In the Emmott lab, we are interested in these dynamic changes in replication complex composition throughout infection, and how these can be linked to altered replication complex function. We are also interested in how heterogenous this process is on a single-cell level. Whilst single-cell RNAseq has begun to be applied to studies of virus replication, it cannot give insight into post-translational events such as the protein cleavage that is critical in these polyprotein-based systems. We instead apply single-cell proteomics, using the SCoPE2 method Ed helped develop in his time in the Slavov Lab, alongside more traditional mass spectrometry, virology, mol. bio. and imaging approaches to investigate this phenomena.


Viral proteases and their targets

As described in the section above on RNA virus replication, many positive-sense RNA viruses replicate through the use of polyprotein, which is cleaved by a viral protease. However, it is common for viral proteases to also target cellular proteins for cleavage, and this can play an important role in the viruses ability to take over cellular functions, and hinder an infected cells attempts to resist infection or signal neighboring cells.

Viral proteases can cleave cellular proteins to subvert cellular processes such as protein synthesis, cutting off the host cells ability to make its own protein while leaving all the necessary machinery present to make viral proteins. Similarly, cellular proteins important for immune signaling can be cleaved as a mechanism to inhibit the immune response. We recently used mass-spectrometry-based methods to study protease activity in SARS-CoV-2 infection, identifying 14 potential substrates of the SARS-CoV-2 proteases as well as numerous novel cleavage sites within viral proteins. We found that these cellular substrates were essential for efficient SARS-CoV-2 replication, and could be inhibited by drugs in current use to treat other conditions, suggesting that targeting cellular protease substrates may represent a therapeutic strategy to treat viral disease.

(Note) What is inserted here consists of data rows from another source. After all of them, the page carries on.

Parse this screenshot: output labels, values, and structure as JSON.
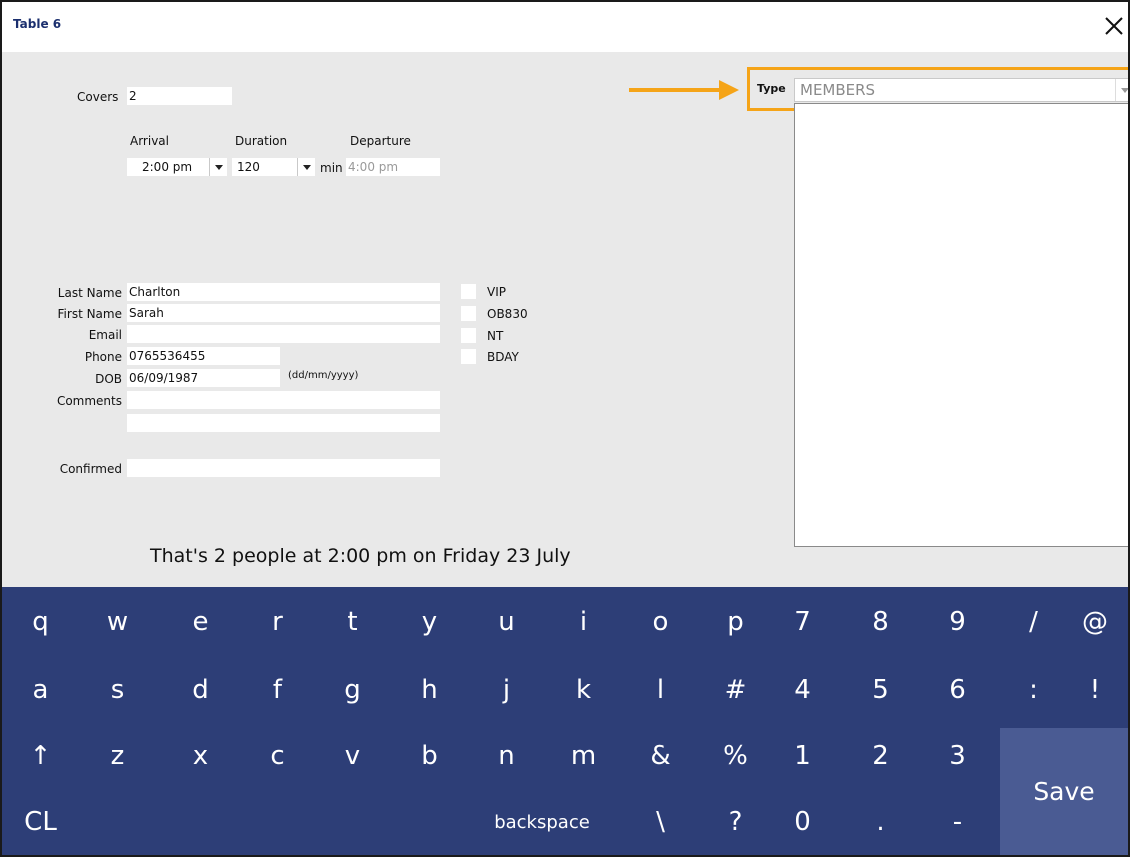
{
  "window": {
    "title": "Table 6",
    "close_icon": "close-icon"
  },
  "form": {
    "covers_label": "Covers",
    "covers_value": "2",
    "arrival_label": "Arrival",
    "arrival_value": "2:00 pm",
    "duration_label": "Duration",
    "duration_value": "120",
    "duration_unit": "min",
    "departure_label": "Departure",
    "departure_value": "4:00 pm",
    "last_name_label": "Last Name",
    "last_name_value": "Charlton",
    "first_name_label": "First Name",
    "first_name_value": "Sarah",
    "email_label": "Email",
    "email_value": "",
    "phone_label": "Phone",
    "phone_value": "0765536455",
    "dob_label": "DOB",
    "dob_value": "06/09/1987",
    "dob_format": "(dd/mm/yyyy)",
    "comments_label": "Comments",
    "comments_line1": "",
    "comments_line2": "",
    "confirmed_label": "Confirmed",
    "confirmed_value": ""
  },
  "flags": [
    {
      "label": "VIP",
      "checked": false
    },
    {
      "label": "OB830",
      "checked": false
    },
    {
      "label": "NT",
      "checked": false
    },
    {
      "label": "BDAY",
      "checked": false
    }
  ],
  "type": {
    "label": "Type",
    "value": "MEMBERS",
    "highlight_color": "#f5a418"
  },
  "summary": "That's 2 people at 2:00 pm on Friday 23 July",
  "keyboard": {
    "row1": [
      "q",
      "w",
      "e",
      "r",
      "t",
      "y",
      "u",
      "i",
      "o",
      "p",
      "7",
      "8",
      "9",
      "/",
      "@"
    ],
    "row2": [
      "a",
      "s",
      "d",
      "f",
      "g",
      "h",
      "j",
      "k",
      "l",
      "#",
      "4",
      "5",
      "6",
      ":",
      "!"
    ],
    "row3": [
      "↑",
      "z",
      "x",
      "c",
      "v",
      "b",
      "n",
      "m",
      "&",
      "%",
      "1",
      "2",
      "3"
    ],
    "row4_cl": "CL",
    "row4_backspace": "backspace",
    "row4_rest": [
      "\\",
      "?",
      "0",
      ".",
      "-"
    ],
    "save": "Save",
    "background": "#2d3e77"
  }
}
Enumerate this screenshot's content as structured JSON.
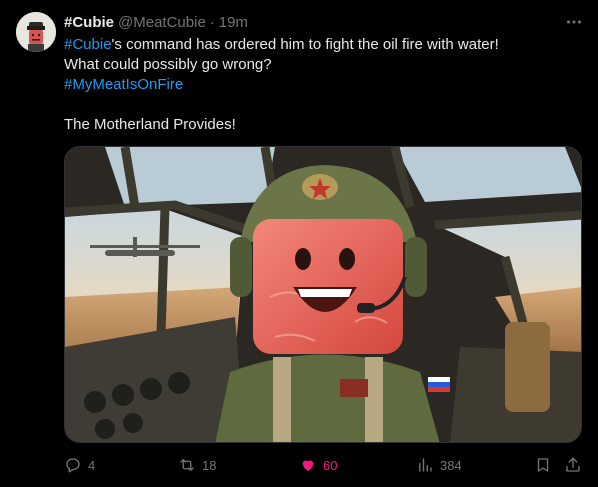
{
  "author": {
    "display_name": "#Cubie",
    "handle": "@MeatCubie",
    "separator": "·",
    "time": "19m"
  },
  "tweet": {
    "line1_hashtag": "#Cubie",
    "line1_rest": "'s command has ordered him to fight the oil fire with water!",
    "line2": "What could possibly go wrong?",
    "line3_hashtag": "#MyMeatIsOnFire",
    "line5": "The Motherland Provides!"
  },
  "actions": {
    "replies": "4",
    "retweets": "18",
    "likes": "60",
    "views": "384"
  },
  "icons": {
    "more": "more-dots-icon",
    "reply": "reply-icon",
    "retweet": "retweet-icon",
    "like": "heart-icon",
    "views": "views-chart-icon",
    "bookmark": "bookmark-icon",
    "share": "share-icon"
  },
  "colors": {
    "background": "#000000",
    "text": "#e7e9ea",
    "muted": "#71767b",
    "hashtag": "#1d9bf0",
    "like": "#f91880"
  }
}
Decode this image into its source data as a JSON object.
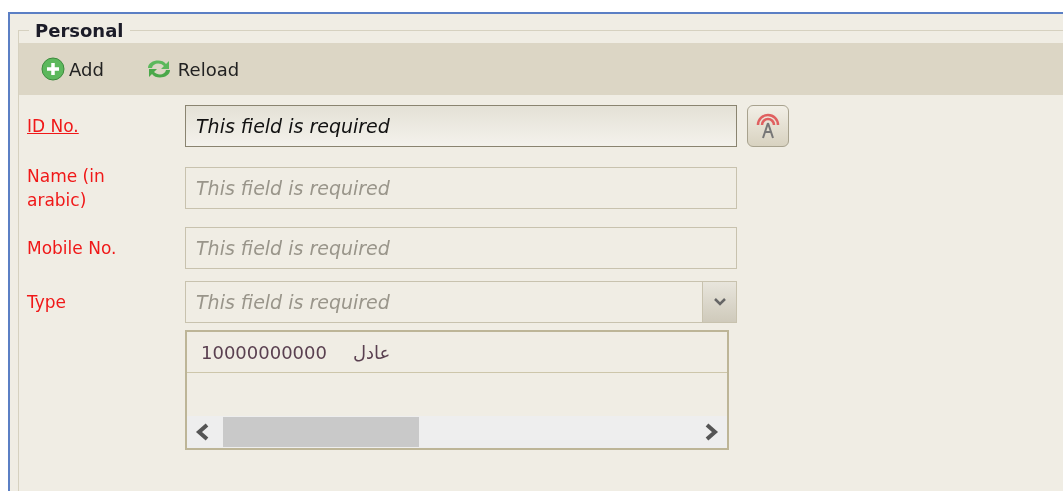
{
  "panel": {
    "title": "Personal"
  },
  "toolbar": [
    {
      "label": "Add",
      "kind": "add"
    },
    {
      "label": "Reload",
      "kind": "reload"
    }
  ],
  "fields": [
    {
      "label": "ID No.",
      "kind": "text",
      "underlined": true,
      "value": "This field is required",
      "lookup_button": true
    },
    {
      "label": "Name (in arabic)",
      "kind": "text",
      "underlined": false,
      "placeholder": "This field is required",
      "lookup_button": false
    },
    {
      "label": "Mobile No.",
      "kind": "text",
      "underlined": false,
      "placeholder": "This field is required",
      "lookup_button": false
    },
    {
      "label": "Type",
      "kind": "combo",
      "underlined": false,
      "placeholder": "This field is required",
      "lookup_button": false
    }
  ],
  "list": {
    "rows": [
      {
        "cells": [
          "10000000000",
          "عادل"
        ]
      }
    ]
  }
}
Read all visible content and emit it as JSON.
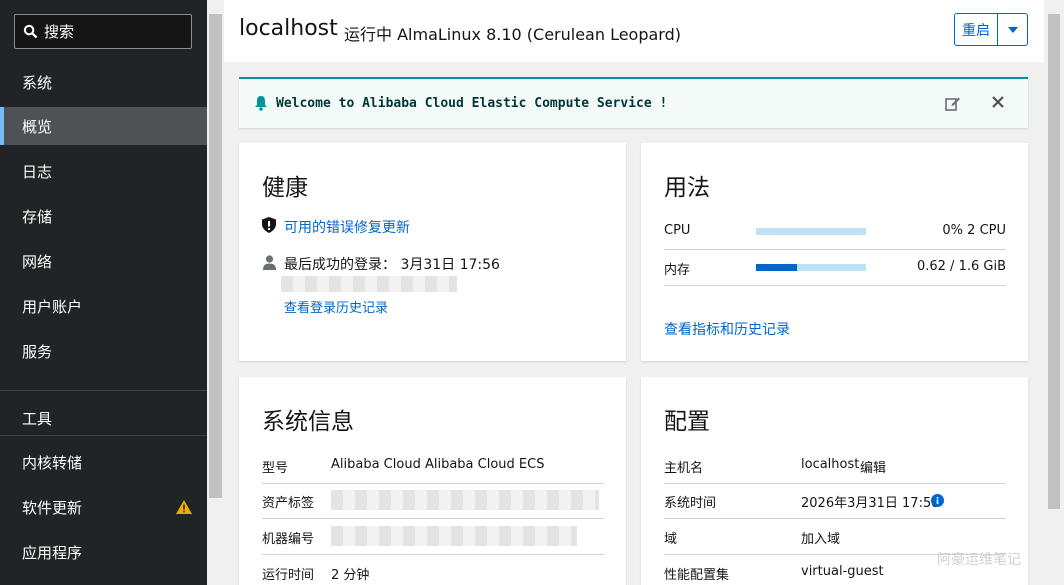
{
  "sidebar": {
    "search_placeholder": "搜索",
    "section_system": "系统",
    "items": [
      "概览",
      "日志",
      "存储",
      "网络",
      "用户账户",
      "服务"
    ],
    "section_tools": "工具",
    "tools": [
      "内核转储",
      "软件更新",
      "应用程序"
    ]
  },
  "header": {
    "hostname": "localhost",
    "status": "运行中 AlmaLinux 8.10 (Cerulean Leopard)",
    "restart_label": "重启"
  },
  "alert": {
    "message": "Welcome to Alibaba Cloud Elastic Compute Service !"
  },
  "health": {
    "title": "健康",
    "updates_link": "可用的错误修复更新",
    "last_login": "最后成功的登录： 3月31日 17:56",
    "history_link": "查看登录历史记录"
  },
  "usage": {
    "title": "用法",
    "cpu_label": "CPU",
    "cpu_value": "0% 2 CPU",
    "cpu_fraction": 0.0,
    "mem_label": "内存",
    "mem_value": "0.62 / 1.6 GiB",
    "mem_fraction": 0.37,
    "metrics_link": "查看指标和历史记录"
  },
  "sysinfo": {
    "title": "系统信息",
    "model_label": "型号",
    "model_value": "Alibaba Cloud Alibaba Cloud ECS",
    "asset_label": "资产标签",
    "serial_label": "机器编号",
    "uptime_label": "运行时间",
    "uptime_value": "2 分钟"
  },
  "config": {
    "title": "配置",
    "hostname_label": "主机名",
    "hostname_value": "localhost",
    "edit_link": "编辑",
    "time_label": "系统时间",
    "time_value": "2026年3月31日 17:58",
    "domain_label": "域",
    "domain_link": "加入域",
    "profile_label": "性能配置集",
    "profile_value": "virtual-guest"
  },
  "watermark": "阿豪运维笔记",
  "colors": {
    "link": "#0066cc",
    "alert_border": "#009596",
    "sidebar_bg": "#212427",
    "warning": "#f0ab00"
  }
}
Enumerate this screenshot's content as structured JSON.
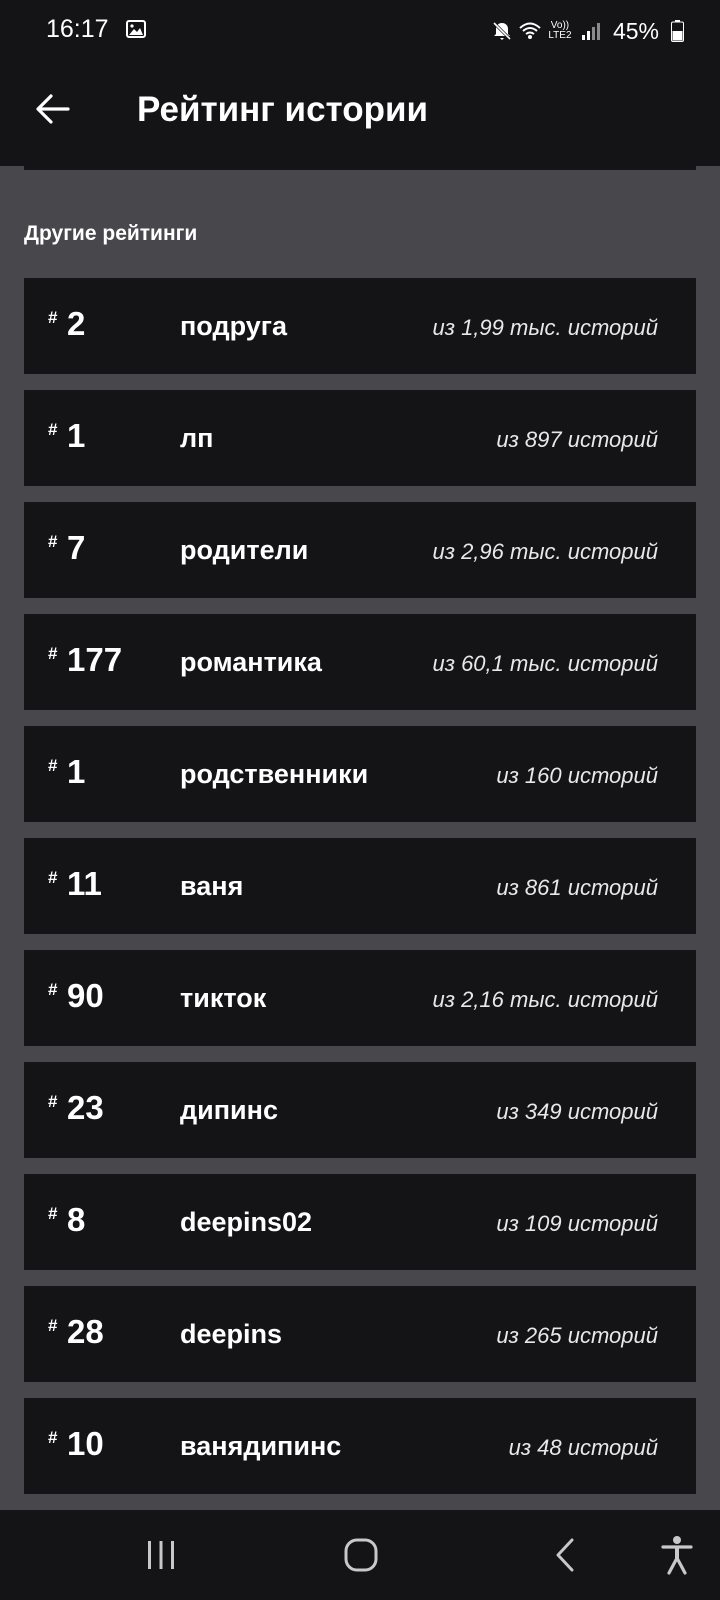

In the lab, we are interested in identifying cellular targets of viral proteases. We are also interested in their cleavage dynamics throughout infection, and how this is regulated by different forms of the viral protease(s). We will be applying mass spectrometry-based approaches to track cleavage over time, identify protease substrates, and monitor subcellular localization. These will be used alongside more traditional microscopy-based and mol. bio. approaches.


Viral interactions with ribosomes

Protein synthesis is a highly regulated process, which ultimately results in the production of proteins by a structure called the ribosome. The textbook model gives the ribosome a largely passive role in the regulation of this process. However, more recent studies have suggested that within mammalian cells, a range of ribosomes with varied protein and RNA composition and modifications may exist, with these having specific roles in protein synthesis. Ed recently published on how specialized ribosomes may function, and how we can prove and characterize their existence (Emmott, Jovanovic & Slavov 2018, Emmott, Jovanovic & Slavov 2019).

In the Emmott lab we are interested in identifying if and how viral infection modifies the core ribosomal protein composition of ribosomes, and the functional consequences of these changes. We discuss the types of approaches we use in detail in Emmott, Jovanovic & Slavov 2018.